Poll results are in. The favourite William S. Burroughs novel of "Suffolk Punch" readers is his first novel, "Junkie," luridly subtitled "Confessions of an Unredeemed Drug Addict" in the first edition, and published in 1953 under Burroughs' pseudonym William Lee.

Beat enthusiasts will know that Allen Ginsberg acted as Burroughs' literary agent for "Junkie" (English spelling "Junky"). The subject matter being rather dangerous in 1950s America, Ginsberg could only find a home for the manuscript at Ace Books, run by Carl Solomon's uncle A.A. Wyn. Burroughs took an $800 advance.

To soften the impact of "Junkie" on readers--or perhaps to deflect the inevitable criticism of Ace that would come from the moral watchdogs of pre-"Howl" America--Wyn published the book in conjunction with a forgettable(and forgotten) 1941 text by a former FBI agent, Maurice Helbrandt. This was called "Narcotic Agent" and subtitled, fabulously, "Gripping True Adventures of a T-Man's War Against the Dope Menace."

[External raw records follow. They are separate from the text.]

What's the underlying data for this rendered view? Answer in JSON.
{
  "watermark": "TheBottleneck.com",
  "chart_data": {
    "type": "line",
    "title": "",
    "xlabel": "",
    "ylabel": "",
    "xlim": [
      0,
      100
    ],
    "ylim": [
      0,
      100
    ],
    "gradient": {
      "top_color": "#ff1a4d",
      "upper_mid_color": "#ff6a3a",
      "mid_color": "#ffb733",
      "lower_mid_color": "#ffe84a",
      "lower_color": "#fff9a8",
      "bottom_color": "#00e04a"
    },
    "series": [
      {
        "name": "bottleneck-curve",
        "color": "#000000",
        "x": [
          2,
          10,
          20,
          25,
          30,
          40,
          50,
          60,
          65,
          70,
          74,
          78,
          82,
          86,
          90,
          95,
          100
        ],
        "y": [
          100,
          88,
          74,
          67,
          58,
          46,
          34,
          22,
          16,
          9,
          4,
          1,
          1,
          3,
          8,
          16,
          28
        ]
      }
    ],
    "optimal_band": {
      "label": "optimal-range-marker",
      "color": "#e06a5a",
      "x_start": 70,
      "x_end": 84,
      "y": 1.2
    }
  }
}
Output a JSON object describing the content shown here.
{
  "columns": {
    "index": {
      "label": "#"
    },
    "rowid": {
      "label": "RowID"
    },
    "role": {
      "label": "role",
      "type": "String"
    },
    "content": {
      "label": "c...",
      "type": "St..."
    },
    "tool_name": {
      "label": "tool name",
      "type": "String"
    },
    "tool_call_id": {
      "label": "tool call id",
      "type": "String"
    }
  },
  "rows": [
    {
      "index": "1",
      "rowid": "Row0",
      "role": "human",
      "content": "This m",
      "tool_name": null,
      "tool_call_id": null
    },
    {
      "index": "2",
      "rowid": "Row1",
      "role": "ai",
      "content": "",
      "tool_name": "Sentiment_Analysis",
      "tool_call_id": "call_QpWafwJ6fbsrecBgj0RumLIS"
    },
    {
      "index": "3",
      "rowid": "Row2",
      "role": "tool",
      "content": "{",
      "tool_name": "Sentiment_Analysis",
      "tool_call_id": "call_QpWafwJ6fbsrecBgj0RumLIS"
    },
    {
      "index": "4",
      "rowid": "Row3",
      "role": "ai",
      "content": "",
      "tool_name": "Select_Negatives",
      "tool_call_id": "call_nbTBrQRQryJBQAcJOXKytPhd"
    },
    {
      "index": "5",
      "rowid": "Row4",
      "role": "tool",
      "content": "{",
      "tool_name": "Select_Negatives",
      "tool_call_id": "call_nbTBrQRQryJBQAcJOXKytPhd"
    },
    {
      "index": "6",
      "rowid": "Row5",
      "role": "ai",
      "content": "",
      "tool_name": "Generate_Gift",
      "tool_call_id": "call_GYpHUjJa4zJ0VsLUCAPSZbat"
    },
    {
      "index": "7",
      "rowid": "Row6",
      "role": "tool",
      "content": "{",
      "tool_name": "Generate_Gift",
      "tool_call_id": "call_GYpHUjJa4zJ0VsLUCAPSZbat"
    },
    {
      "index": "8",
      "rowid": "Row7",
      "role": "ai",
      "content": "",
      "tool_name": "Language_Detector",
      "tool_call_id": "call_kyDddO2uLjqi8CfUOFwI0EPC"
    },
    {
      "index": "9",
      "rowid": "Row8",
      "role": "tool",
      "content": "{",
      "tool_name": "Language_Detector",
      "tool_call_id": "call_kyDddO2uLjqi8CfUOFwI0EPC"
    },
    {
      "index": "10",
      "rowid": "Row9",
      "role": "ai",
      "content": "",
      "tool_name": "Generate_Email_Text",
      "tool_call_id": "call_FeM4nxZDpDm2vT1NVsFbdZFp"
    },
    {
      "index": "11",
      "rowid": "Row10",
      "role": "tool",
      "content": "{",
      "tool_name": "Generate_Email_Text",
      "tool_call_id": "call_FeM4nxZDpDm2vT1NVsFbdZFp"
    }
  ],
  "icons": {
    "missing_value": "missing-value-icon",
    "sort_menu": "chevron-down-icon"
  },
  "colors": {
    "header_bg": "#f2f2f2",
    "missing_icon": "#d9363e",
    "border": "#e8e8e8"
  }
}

Burroughs, before the publication of the book, called the "sandwiching" of the two works "an appalling idea," but since he needed the money, he didn't interfere. Later, in a letter to Ginsberg, he admitted, "'Narcotic Agent' not so bad as I expected it would be. He does not sound like an overly obnoxious character."

"Junkie" was written in a conventional narrative style. It wasn't until much later in the decade that Burroughs began the really radical experiments with form and content that made him an avant-garde legend. (I don't think his rep is entirely based on the murder of his wife.)

Those books, from "Naked Lunch" on, aren't really for reading, not in the same way that "Junkie" is. Some of them, in fact, are exasperating, and hard to finish. When you encounter page after page of apparently nonsensical, disrupted narrative, as you do with some of the Burroughs works, the natural impulse is to throw the book at the wall.

I have been through that. It's why I have almost everything by Jack Kerouac and Allen Ginsberg on my shelves and barely a third of the William Burroughs ouevre. But I feel, reading interviews with him and thinking about the books I have read, that Burroughs is the one from whom, perhaps, there has always been most to learn.

As William himself might say, I shall investigate further, and then file my report.